Bad News for Reptiles
Sometimes the cold-hearted snake is behind the wheel
Who are these people?
A recent study showed that nearly 3 percent of drivers change their path in order to intentionally run over turtles and snakes on the roadside.
A group of Canadian researchers chose to examine this deadly phenomenon because of the naturally slow reproduction rate of snakes and turtles, made worse by their susceptibility to getting hit by cars. Snakes slither out to roadways to bask in the sun, and turtles bury their eggs in the sandy gravel at roadsides. Getting a sense of the level of danger for the reptiles could lead to finding ways to prevent these unnecessary deaths.
And while roadkill numbers had been studied before, the deliberate killing of these animals had not been investigated.

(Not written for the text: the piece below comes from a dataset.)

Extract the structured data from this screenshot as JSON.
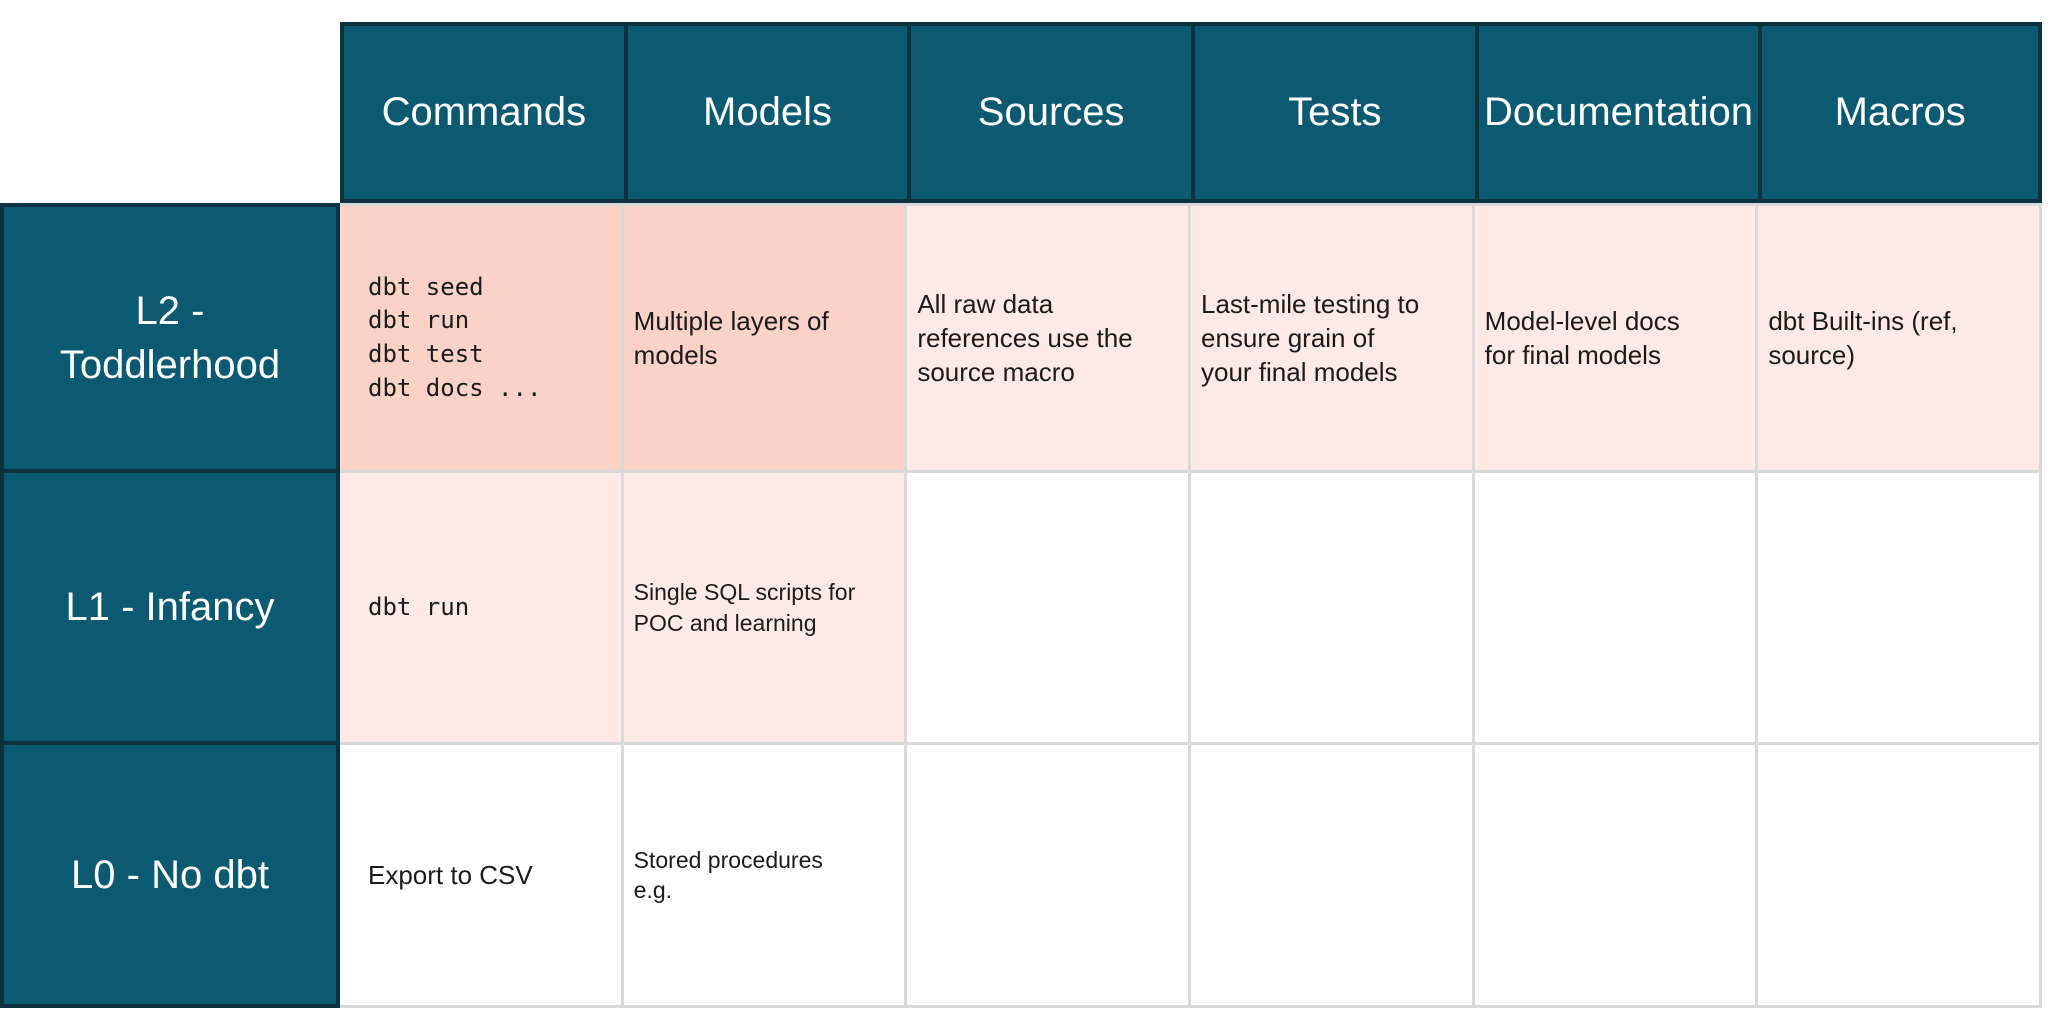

The study was conducted using replicas of snakes and turtles. A Styrofoam cup was also alternately placed in the road as a possible target. A grease line in the middle of the road let researchers determine how often drivers slipped past the center line by mistake, so they could adjust for deliberate hits versus accidental hits. Then they watched.

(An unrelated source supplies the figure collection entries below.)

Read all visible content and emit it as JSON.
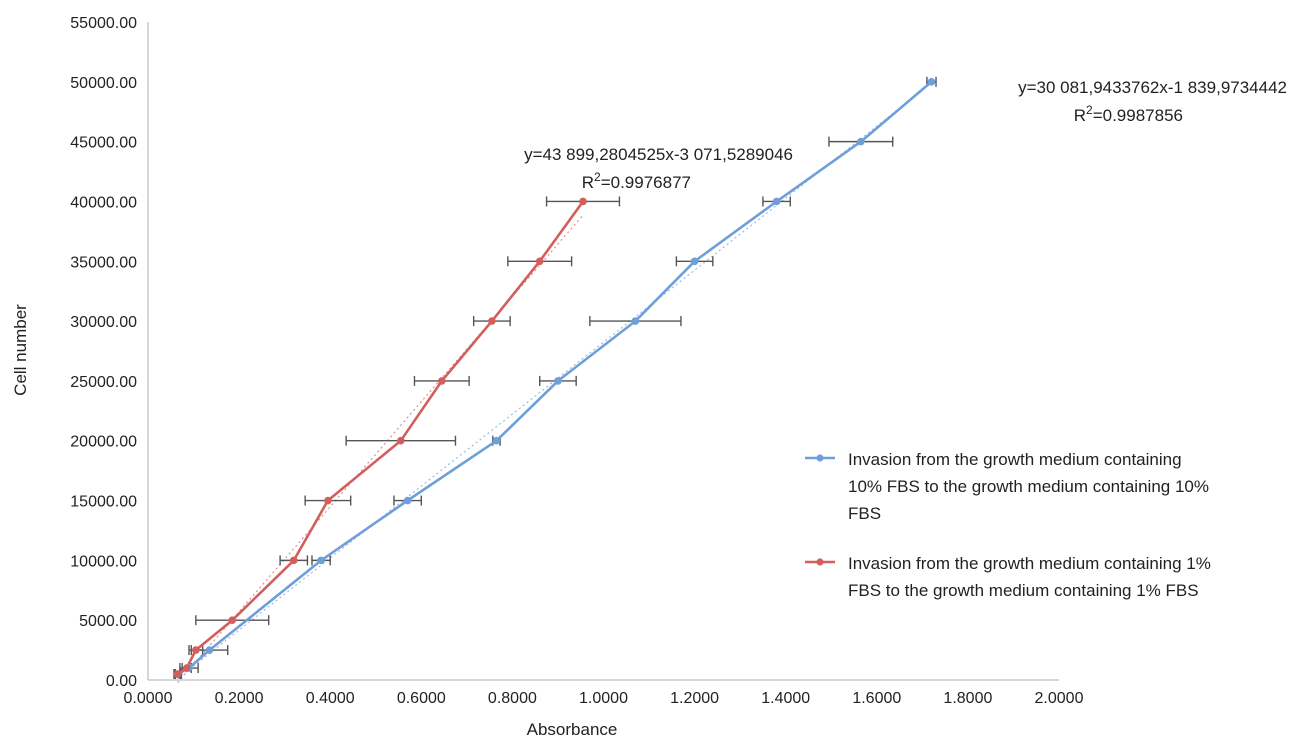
{
  "chart_data": {
    "type": "line",
    "title": "",
    "xlabel": "Absorbance",
    "ylabel": "Cell number",
    "xlim": [
      0,
      2
    ],
    "ylim": [
      0,
      55000
    ],
    "x_ticks": [
      "0.0000",
      "0.2000",
      "0.4000",
      "0.6000",
      "0.8000",
      "1.0000",
      "1.2000",
      "1.4000",
      "1.6000",
      "1.8000",
      "2.0000"
    ],
    "y_ticks": [
      "0.00",
      "5000.00",
      "10000.00",
      "15000.00",
      "20000.00",
      "25000.00",
      "30000.00",
      "35000.00",
      "40000.00",
      "45000.00",
      "50000.00",
      "55000.00"
    ],
    "grid": false,
    "legend_position": "right",
    "series": [
      {
        "name": "Invasion from the growth medium containing 10% FBS to the growth medium containing 10% FBS",
        "name_lines": [
          "Invasion from the growth medium containing",
          "10% FBS to the growth medium containing 10%",
          "FBS"
        ],
        "color": "#6f9fd8",
        "x": [
          0.065,
          0.09,
          0.135,
          0.38,
          0.57,
          0.765,
          0.9,
          1.07,
          1.2,
          1.38,
          1.565,
          1.72
        ],
        "y": [
          500,
          1000,
          2500,
          10000,
          15000,
          20000,
          25000,
          30000,
          35000,
          40000,
          45000,
          50000
        ],
        "xerr": [
          0.008,
          0.02,
          0.04,
          0.02,
          0.03,
          0.008,
          0.04,
          0.1,
          0.04,
          0.03,
          0.07,
          0.01
        ],
        "trendline": {
          "equation": "y=30 081,9433762x-1 839,9734442",
          "r2_prefix": "R",
          "r2_sup": "2",
          "r2_value": "=0.9987856",
          "slope": 30081.94,
          "intercept": -1839.97
        }
      },
      {
        "name": "Invasion from the growth medium containing 1% FBS to the growth medium containing 1% FBS",
        "name_lines": [
          "Invasion from the growth medium containing 1%",
          "FBS to the growth medium containing 1% FBS"
        ],
        "color": "#d25f5c",
        "x": [
          0.065,
          0.085,
          0.105,
          0.185,
          0.32,
          0.395,
          0.555,
          0.645,
          0.755,
          0.86,
          0.955
        ],
        "y": [
          500,
          1000,
          2500,
          5000,
          10000,
          15000,
          20000,
          25000,
          30000,
          35000,
          40000
        ],
        "xerr": [
          0.005,
          0.01,
          0.015,
          0.08,
          0.03,
          0.05,
          0.12,
          0.06,
          0.04,
          0.07,
          0.08
        ],
        "trendline": {
          "equation": "y=43 899,2804525x-3 071,5289046",
          "r2_prefix": "R",
          "r2_sup": "2",
          "r2_value": "=0.9976877",
          "slope": 43899.28,
          "intercept": -3071.53
        }
      }
    ]
  }
}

The fake snake was the biggest target for reptile-killing drivers, hit 2.4 times more often than the accidental hit rate and 1.9 times more often than the cup. The turtles were hit 1.7 times more often than the accidental hit rate and 1.4 times more often than the cup. Male drivers were four times more likely than female drivers to hit the snake or turtle.
The drivers weren’t completely bloodthirsty — a small percentage of men and women stopped to rescue the reptiles in the road, before discovering they were fake.